Attraverso i muri, le porte, le immagini votive, si avverte il senso profondo e profondamente vero dell'arte di Ponzio IV e del suo percorso tra pittura e valori esistenziali, tra una sottesa spiritualità e le riaffioranti memorie del passato.
Allievo di Pontecorvo, sperimentatore attento ai linguaggi del Novecento, inesausto ricercatore dei frammenti di una realtà rivisitata, il pittore di La Spezia, ma residente da tempo a Torino, esprime nelle sue tecniche miste l'interesse per la materia, per le superfici corrose dalle intemperie, per le strutture in ferro che emergono dalla materia come antichi reperti incassati nel cemento e - ha scritto Marco Rosci - "con aspetti concettuali e di confronto con la cultura materiale e popolare devozionale", che lo "fa partecipe con ottimi risultati, della più avanzata cultura torinese...". Un lavoro, quello di Ponzio IV, rigoroso, estremamente misurato, scandito secondo una interiore visione della realtà circostante, del trascorrere del tempo, del rinnovarsi delle stagioni.
Una ricerca, la sua, che dall'inizio degli anni Settanta ha preso consistenza attraverso una serie di mostre e di presenze che attestano gli aspetti di un cammino estremamente misurato, controllato, segnato da un continuo approfondimento dei mezzi espressivi.
E dalle rassegne della "Promotrice" al Valentino, a "ArtExpo" a Los Angeles, dalla personale alla "P.H. Gallery" di Torino, diretta da Giorgio Bosio, a quella alla Gallerie "B" di Parigi, si snoda l'essenza dell'impegno di Ponzio IV, che sfocia nel suggestivo spazio de "La Paracca" di Dada Rosso.

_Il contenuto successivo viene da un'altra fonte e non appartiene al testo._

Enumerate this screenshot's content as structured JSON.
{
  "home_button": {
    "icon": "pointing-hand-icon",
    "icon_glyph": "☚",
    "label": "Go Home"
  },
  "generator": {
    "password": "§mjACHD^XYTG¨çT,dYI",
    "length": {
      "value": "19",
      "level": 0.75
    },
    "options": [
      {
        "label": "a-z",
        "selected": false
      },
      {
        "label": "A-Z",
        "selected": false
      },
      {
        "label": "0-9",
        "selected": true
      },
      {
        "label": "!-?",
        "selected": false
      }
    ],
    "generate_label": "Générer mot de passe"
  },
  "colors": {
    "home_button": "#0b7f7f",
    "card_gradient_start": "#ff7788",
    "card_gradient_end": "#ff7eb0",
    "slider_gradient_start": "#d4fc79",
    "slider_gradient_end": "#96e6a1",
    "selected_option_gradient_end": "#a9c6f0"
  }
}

In quell'occasione, Roberto Tessari sottolinea che la "declinazione formale tipica dell'artista persegue una sua personalissima alchimia dell'immagine perduta". Sembra, cioè, voler ripercorrere il processo costitutivo di tanti "oggetti visivi" riscoperti. E lo fa attraverso una pittura materica che s'impone l'ardua disciplina di re-inventare (oltre al colorismo sovente fantasmatico) spessori e increspature, rughe e dislivelli delle superfici di cui vivono i suoi soggetti".
Soggetti che rivelano, di volta in volta, un tessuto culturale legato all'arte d'oggi, alla straordinaria energia della materia che esalta il valore intrinseco di un linguaggio mai estenuato.
E una dolcissima Madonna con il Bambino, un cancello corroso, una lettiera, concorrono a definire l'impegno di un pittore che mediante i suoi "muri immagine" "imprime la memoria del tempo: ecco le tracce corrose di queste ringhiere affiorare come ombre corpose, e con esse - nota Francesco Butturini - sembra di vedere le storie domestiche che queste tracce toccano e sollecitano. Non é questione di pittura o scultura. É questione di forte impressione globalmente artistica che nasce da una nuova presa di possesso di sensazioni ...".
In particolare, il discorso di Ponzio IV appare contraddistinto dalla sequenza delle "porte" che diventano il simbolo del percorso dell'umanità: dal II conflitto mondiale alla nuova tragica guerra nell'ex Jugoslavia. Un percorso doloroso, tragico, inquietante.
E la porta é contemporaneamente chiusura e possibilità di "entrate" in altro, è negazione di una realtà che si cela dietro il battente e la possibilità di "scoprire" invece aree geografiche alternative, luoghi della memoria, sottese emozioni.
In tale direzione, si configura il lungo e interiorizzato capitolo della pittura-scultura di Ponzio IV e la sua capacità di trasmettere il fascino di una figurazione che sembra ricollegarsi al passato, a grate di palazzi nobiliari, alle arabescate testiere di letti in ferro battuto. Vi é in questo artista la consapevolezza di utilizzare la materia come "media" principale, decisivo, determinante per fissare un affiorante ricordo, mentre segni graffiti percorrono la superficie, tracciano lettere di un personale alfabeto, frammenti di identità, piccoli cenni di un dettato che di tavola in tavola si completa, si chiarisce, si esprime in termini di un poetico risvolto dei contenuti. E proprio sui contenuti si delinea il lavoro di Ponzio IV, la dimensione di una scrittura che unisce un muro affrescato a un chiavistello, un anello in ferro al cemento, in una sorta di riscoperta di un tempo di memorie, di trascorsi eventi, di impercettibili segnali che emergono dalle sedimentazioni e dalle stratificazioni delle ere culturali, storiche, sociali.